How does the Bill regulate community health providers?
As of January 2018, the doctor to population ratio in India was 1:1655 compared to the World Health Organisation standard of 1:1000. To fill in the gaps of availability of medical professionals, the Bill provides for the NMC to grant limited license to certain mid-level practitioners called community health providers, connected with the modern medical profession to practice medicine. These mid-level medical practitioners may prescribe specified medicines in primary and preventive healthcare. However, in any other cases, these practitioners may only prescribe medicine under the supervision of a registered medical practitioner.

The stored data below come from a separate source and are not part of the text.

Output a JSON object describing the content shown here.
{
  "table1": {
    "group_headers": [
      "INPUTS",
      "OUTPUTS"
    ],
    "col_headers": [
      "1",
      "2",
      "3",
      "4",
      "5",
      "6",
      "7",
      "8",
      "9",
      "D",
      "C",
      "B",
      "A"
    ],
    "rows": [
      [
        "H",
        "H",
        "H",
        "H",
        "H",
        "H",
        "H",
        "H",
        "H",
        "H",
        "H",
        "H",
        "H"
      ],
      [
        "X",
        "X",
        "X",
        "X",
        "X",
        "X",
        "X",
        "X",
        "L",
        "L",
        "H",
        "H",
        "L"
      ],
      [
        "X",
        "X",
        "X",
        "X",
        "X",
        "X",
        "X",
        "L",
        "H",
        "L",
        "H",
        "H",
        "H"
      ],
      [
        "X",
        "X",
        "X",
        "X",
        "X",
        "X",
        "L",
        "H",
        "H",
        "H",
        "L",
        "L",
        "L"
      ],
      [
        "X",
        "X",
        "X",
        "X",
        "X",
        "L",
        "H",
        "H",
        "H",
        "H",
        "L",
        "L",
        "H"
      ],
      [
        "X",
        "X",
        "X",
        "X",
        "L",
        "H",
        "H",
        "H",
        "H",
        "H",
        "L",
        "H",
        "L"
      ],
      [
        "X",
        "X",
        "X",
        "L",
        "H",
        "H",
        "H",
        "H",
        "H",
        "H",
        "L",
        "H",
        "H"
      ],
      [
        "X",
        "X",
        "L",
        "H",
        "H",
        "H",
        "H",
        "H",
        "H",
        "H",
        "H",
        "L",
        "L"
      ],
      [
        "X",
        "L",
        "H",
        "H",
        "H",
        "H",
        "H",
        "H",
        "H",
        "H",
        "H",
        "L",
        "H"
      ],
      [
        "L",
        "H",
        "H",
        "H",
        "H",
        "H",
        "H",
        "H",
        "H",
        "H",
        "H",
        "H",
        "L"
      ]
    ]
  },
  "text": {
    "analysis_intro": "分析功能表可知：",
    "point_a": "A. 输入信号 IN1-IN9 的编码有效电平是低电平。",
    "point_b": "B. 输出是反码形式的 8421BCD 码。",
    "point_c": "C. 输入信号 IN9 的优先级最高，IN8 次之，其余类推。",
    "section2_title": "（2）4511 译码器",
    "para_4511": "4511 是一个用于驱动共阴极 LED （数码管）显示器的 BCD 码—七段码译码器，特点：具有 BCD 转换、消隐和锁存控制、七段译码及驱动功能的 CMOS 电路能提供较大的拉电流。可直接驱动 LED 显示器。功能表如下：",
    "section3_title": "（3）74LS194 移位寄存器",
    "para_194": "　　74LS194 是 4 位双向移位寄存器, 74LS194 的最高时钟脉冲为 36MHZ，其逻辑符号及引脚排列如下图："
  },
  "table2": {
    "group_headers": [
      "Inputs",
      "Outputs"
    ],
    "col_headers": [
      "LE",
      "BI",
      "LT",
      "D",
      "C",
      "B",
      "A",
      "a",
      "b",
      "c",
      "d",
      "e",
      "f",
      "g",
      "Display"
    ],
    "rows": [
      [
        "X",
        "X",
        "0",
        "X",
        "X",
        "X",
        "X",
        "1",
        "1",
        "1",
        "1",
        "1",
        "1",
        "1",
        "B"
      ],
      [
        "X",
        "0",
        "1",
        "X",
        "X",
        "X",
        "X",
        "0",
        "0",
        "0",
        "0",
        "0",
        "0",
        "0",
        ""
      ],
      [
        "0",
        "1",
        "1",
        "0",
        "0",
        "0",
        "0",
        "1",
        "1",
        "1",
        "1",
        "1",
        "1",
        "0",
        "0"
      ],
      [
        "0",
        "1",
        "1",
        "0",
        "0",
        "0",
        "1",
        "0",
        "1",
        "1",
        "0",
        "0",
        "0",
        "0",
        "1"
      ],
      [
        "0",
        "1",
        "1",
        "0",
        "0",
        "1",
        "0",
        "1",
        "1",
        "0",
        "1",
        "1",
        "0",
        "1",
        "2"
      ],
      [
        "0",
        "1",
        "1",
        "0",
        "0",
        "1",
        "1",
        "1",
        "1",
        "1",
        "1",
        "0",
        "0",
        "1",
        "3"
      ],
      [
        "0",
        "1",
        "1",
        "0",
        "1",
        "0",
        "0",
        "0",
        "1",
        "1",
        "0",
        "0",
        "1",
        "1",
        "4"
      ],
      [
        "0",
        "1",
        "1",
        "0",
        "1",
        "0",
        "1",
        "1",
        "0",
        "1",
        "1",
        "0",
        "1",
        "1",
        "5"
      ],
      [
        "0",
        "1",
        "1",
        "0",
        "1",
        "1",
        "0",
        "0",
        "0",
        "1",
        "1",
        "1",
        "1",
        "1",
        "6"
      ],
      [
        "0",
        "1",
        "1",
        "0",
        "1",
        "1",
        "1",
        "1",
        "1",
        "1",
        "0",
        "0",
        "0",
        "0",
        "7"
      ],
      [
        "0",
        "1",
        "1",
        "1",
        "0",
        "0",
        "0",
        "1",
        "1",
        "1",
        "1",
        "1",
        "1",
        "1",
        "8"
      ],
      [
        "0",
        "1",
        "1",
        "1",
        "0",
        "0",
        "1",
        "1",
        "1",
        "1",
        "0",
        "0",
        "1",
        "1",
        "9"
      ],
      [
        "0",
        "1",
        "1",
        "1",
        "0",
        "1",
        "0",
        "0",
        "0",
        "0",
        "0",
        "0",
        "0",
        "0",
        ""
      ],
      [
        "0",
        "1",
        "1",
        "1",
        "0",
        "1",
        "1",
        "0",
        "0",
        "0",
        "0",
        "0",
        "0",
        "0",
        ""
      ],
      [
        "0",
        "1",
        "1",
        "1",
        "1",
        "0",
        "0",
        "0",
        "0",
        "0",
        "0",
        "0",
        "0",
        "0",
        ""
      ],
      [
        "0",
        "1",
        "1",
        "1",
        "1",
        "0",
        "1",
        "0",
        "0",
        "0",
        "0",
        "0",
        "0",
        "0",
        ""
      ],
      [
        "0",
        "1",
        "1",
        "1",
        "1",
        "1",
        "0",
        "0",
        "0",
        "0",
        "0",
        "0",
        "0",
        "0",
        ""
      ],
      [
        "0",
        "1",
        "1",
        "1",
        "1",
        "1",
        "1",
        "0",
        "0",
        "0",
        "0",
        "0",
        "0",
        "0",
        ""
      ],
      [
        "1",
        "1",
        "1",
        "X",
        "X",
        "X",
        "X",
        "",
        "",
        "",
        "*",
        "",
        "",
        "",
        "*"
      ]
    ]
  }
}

This is similar to other countries where medical professionals other than doctors are allowed to prescribe allopathic medicine. For example, Nurse Practitioners in the USA provide a full range of primary, acute, and specialty health care services, including ordering and performing diagnostic tests, and prescribing medications. For this purpose, Nurse Practitioners must complete a master's or doctoral degree program, advanced clinical training, and obtain a national certification.